Question # 2: Do you love me? The proper response is: "YES!" or, if you feel a more detailed answer is in order, "Yes, dear."

Inappropriate responses include: a. Oh Yeah, sh@*-loads. b. Would it make you feel better if I said yes? c. That depends on what you mean by love. d. Does it matter? e. Who, me?

Question # 3: Do I look fat? The correct answer is an emphatic: "Of course not!"

Incorrect answers are: a. Compared to what? b. I wouldn't call you fat, but you're not exactly thin. c. A little extra weight looks good on you. d. I've seen fatter. e. Sorry what did you say? I was just thinking about how I would
spend the insurance money if you died.

Question # 4: Do you think she's prettier than me? Once again, the properresponse is an emphatic:
"Of course not!"

Incorrect responses include: a. Yes, but you have a better personalityb. Not prettier, but definitely thinner c. Not as pretty as you when you wereher age d. Define pretty e. Sorry what did you say ? I was just thinking about
how I would spend the insurance money if you died.
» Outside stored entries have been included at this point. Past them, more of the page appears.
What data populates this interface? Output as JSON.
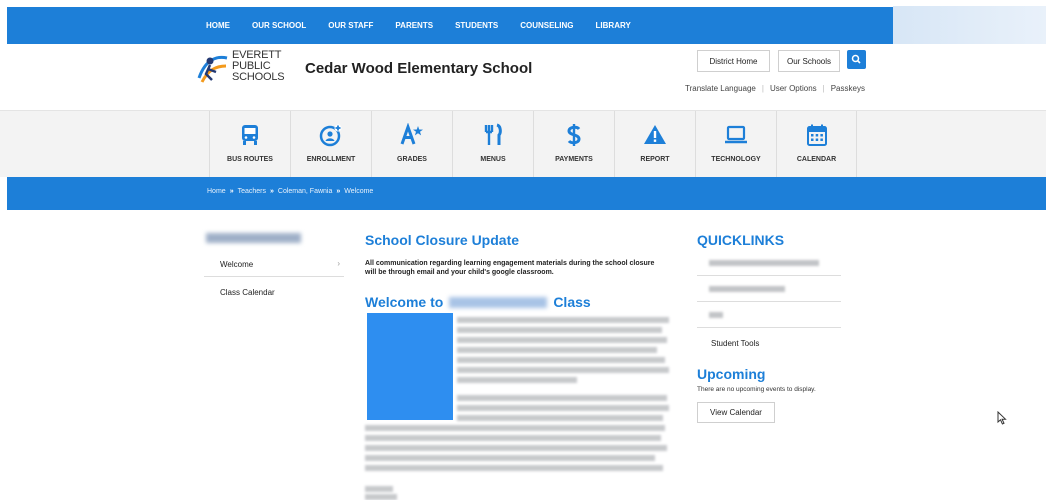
{
  "topnav": {
    "items": [
      "HOME",
      "OUR SCHOOL",
      "OUR STAFF",
      "PARENTS",
      "STUDENTS",
      "COUNSELING",
      "LIBRARY"
    ]
  },
  "header": {
    "logo_lines": [
      "EVERETT",
      "PUBLIC",
      "SCHOOLS"
    ],
    "school_name": "Cedar Wood Elementary School",
    "district_home": "District Home",
    "our_schools": "Our Schools",
    "utilities": [
      "Translate Language",
      "User Options",
      "Passkeys"
    ]
  },
  "quickbar": {
    "items": [
      {
        "label": "BUS ROUTES",
        "icon": "bus-icon"
      },
      {
        "label": "ENROLLMENT",
        "icon": "enrollment-icon"
      },
      {
        "label": "GRADES",
        "icon": "grades-icon"
      },
      {
        "label": "MENUS",
        "icon": "menus-icon"
      },
      {
        "label": "PAYMENTS",
        "icon": "payments-icon"
      },
      {
        "label": "REPORT",
        "icon": "report-icon"
      },
      {
        "label": "TECHNOLOGY",
        "icon": "technology-icon"
      },
      {
        "label": "CALENDAR",
        "icon": "calendar-icon"
      }
    ]
  },
  "breadcrumb": [
    "Home",
    "Teachers",
    "Coleman, Fawnia",
    "Welcome"
  ],
  "breadcrumb_sep": "»",
  "sidebar": {
    "items": [
      "Welcome",
      "Class Calendar"
    ],
    "chevron": "›"
  },
  "main": {
    "closure_title": "School Closure Update",
    "closure_body": "All communication regarding learning engagement materials during the school closure will be through email and your child's google classroom.",
    "welcome_prefix": "Welcome to",
    "welcome_suffix": "Class"
  },
  "right": {
    "quicklinks_title": "QUICKLINKS",
    "student_tools": "Student Tools",
    "upcoming_title": "Upcoming",
    "upcoming_note": "There are no upcoming events to display.",
    "view_calendar": "View Calendar"
  },
  "colors": {
    "brand_blue": "#1d7fd8",
    "photo_blue": "#2e8ef0"
  }
}
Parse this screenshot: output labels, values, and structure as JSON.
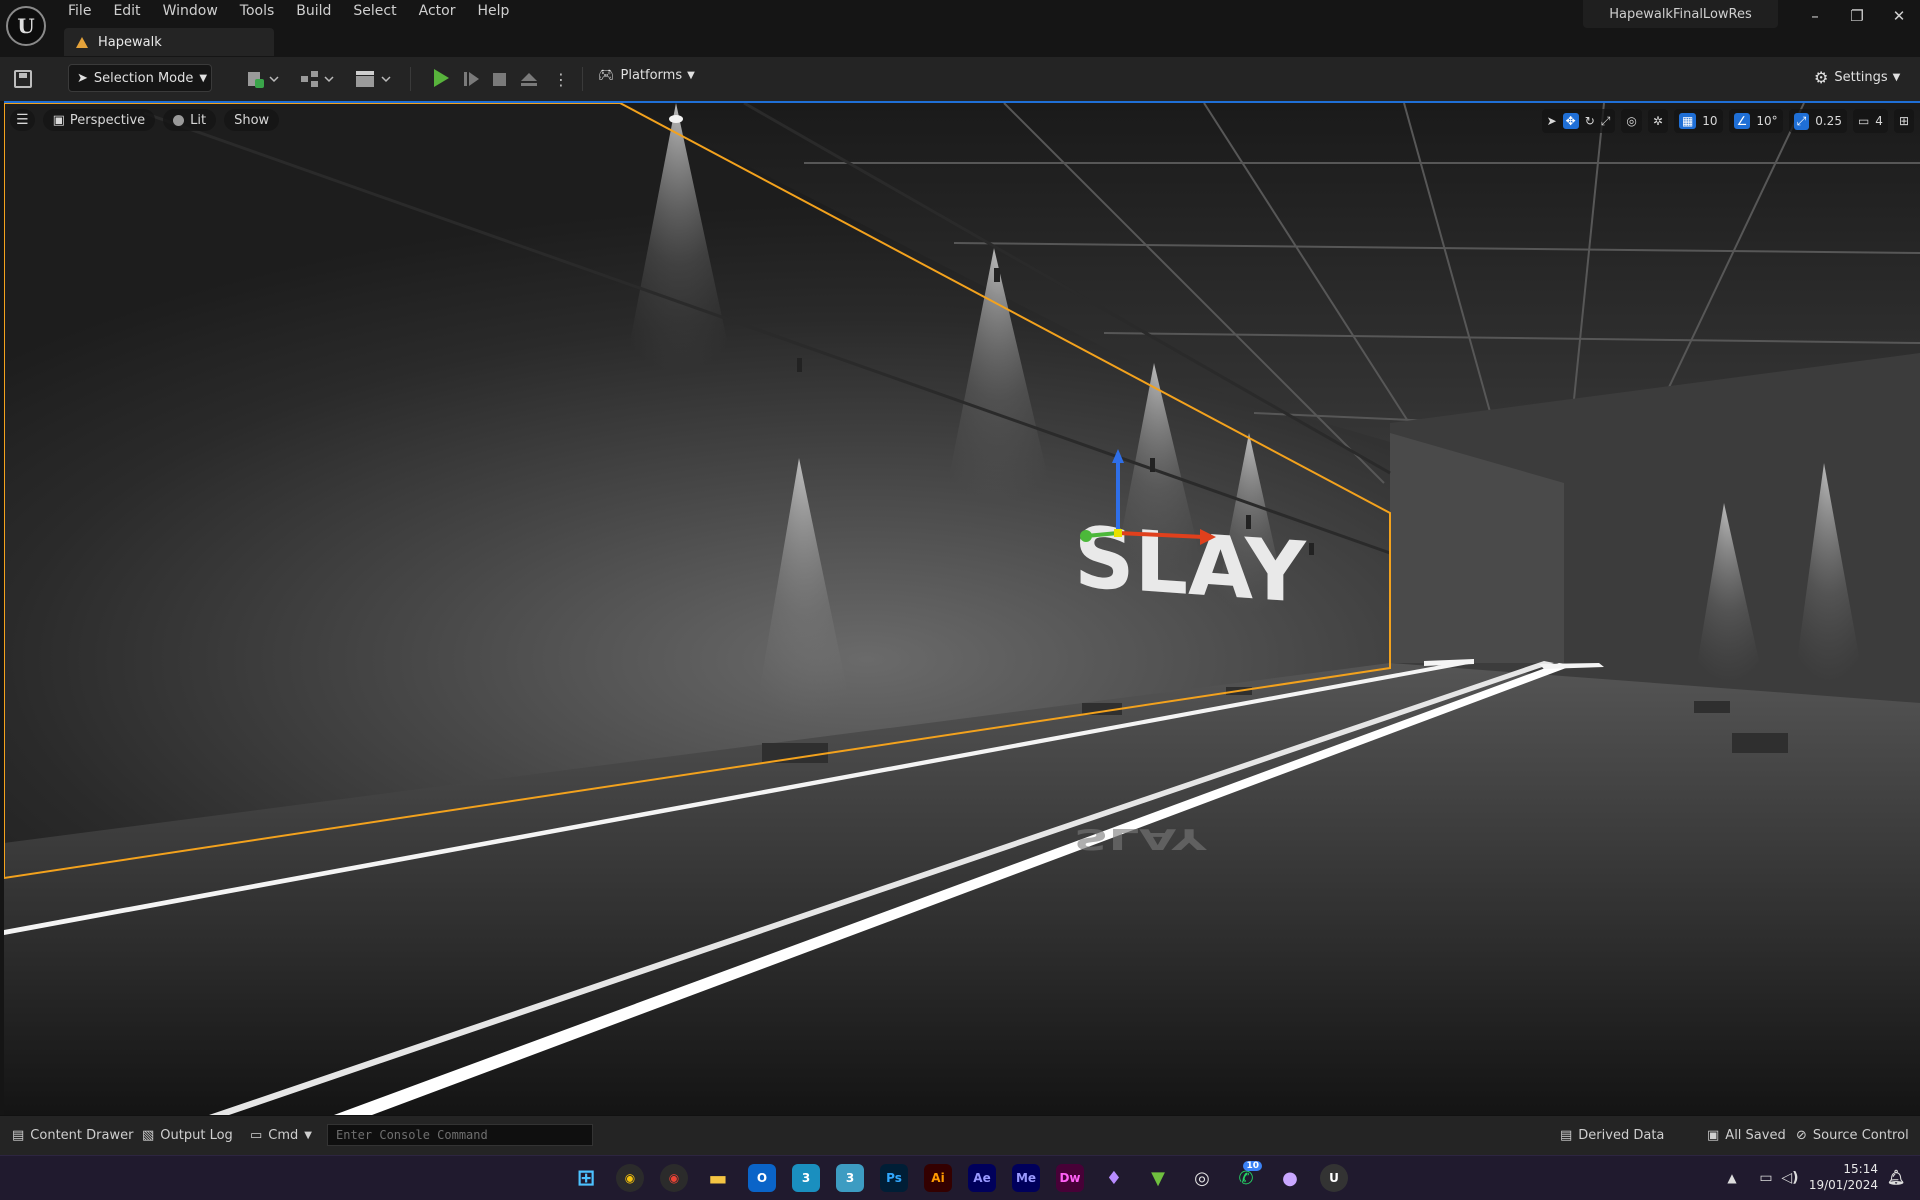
{
  "app": {
    "project_name": "HapewalkFinalLowRes",
    "level_tab": "Hapewalk"
  },
  "menu": [
    "File",
    "Edit",
    "Window",
    "Tools",
    "Build",
    "Select",
    "Actor",
    "Help"
  ],
  "window_controls": {
    "minimize": "–",
    "restore": "❐",
    "close": "✕"
  },
  "toolbar": {
    "selection_mode": "Selection Mode",
    "platforms": "Platforms",
    "settings": "Settings"
  },
  "viewport": {
    "perspective": "Perspective",
    "lit": "Lit",
    "show": "Show",
    "grid_snap": "10",
    "rotation_snap": "10°",
    "scale_snap": "0.25",
    "camera_speed": "4",
    "scene_text": "SLAY",
    "selection_color": "#f3a21d"
  },
  "statusbar": {
    "content_drawer": "Content Drawer",
    "output_log": "Output Log",
    "cmd": "Cmd",
    "console_placeholder": "Enter Console Command",
    "derived_data": "Derived Data",
    "all_saved": "All Saved",
    "source_control": "Source Control"
  },
  "taskbar": {
    "time": "15:14",
    "date": "19/01/2024",
    "whatsapp_badge": "10",
    "apps": [
      "Ps",
      "Ai",
      "Ae",
      "Me",
      "Dw"
    ]
  }
}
Question # 5: What would you do if I died? A definite no-win question.(The real answer, of course, is
"Buy a Lotus and a Boat").

No matter how you answer this, be prepared for at least an hour of follow-up questions, usually along the these lines:

WOMAN: Would you get married again?
MAN: Definitely not!
WOMAN: Why not - don't you like being married?
MAN: Of course I do.
WOMAN: Then why wouldn't you remarry?
MAN: Okay, I'd get married again.
WOMAN: You would?
(with a hurtful look on her face)
MAN: (makes audible groan)
WOMAN: Would you sleep with her in our bed?
MAN: Where else would we sleep?
WOMAN: Would you put away my pictures, and replace them with pictures of her?
MAN: That would seem like the proper thing to do.
WOMAN: And would you let her use my golf clubs?
MAN: She can't use them; she's left-handed.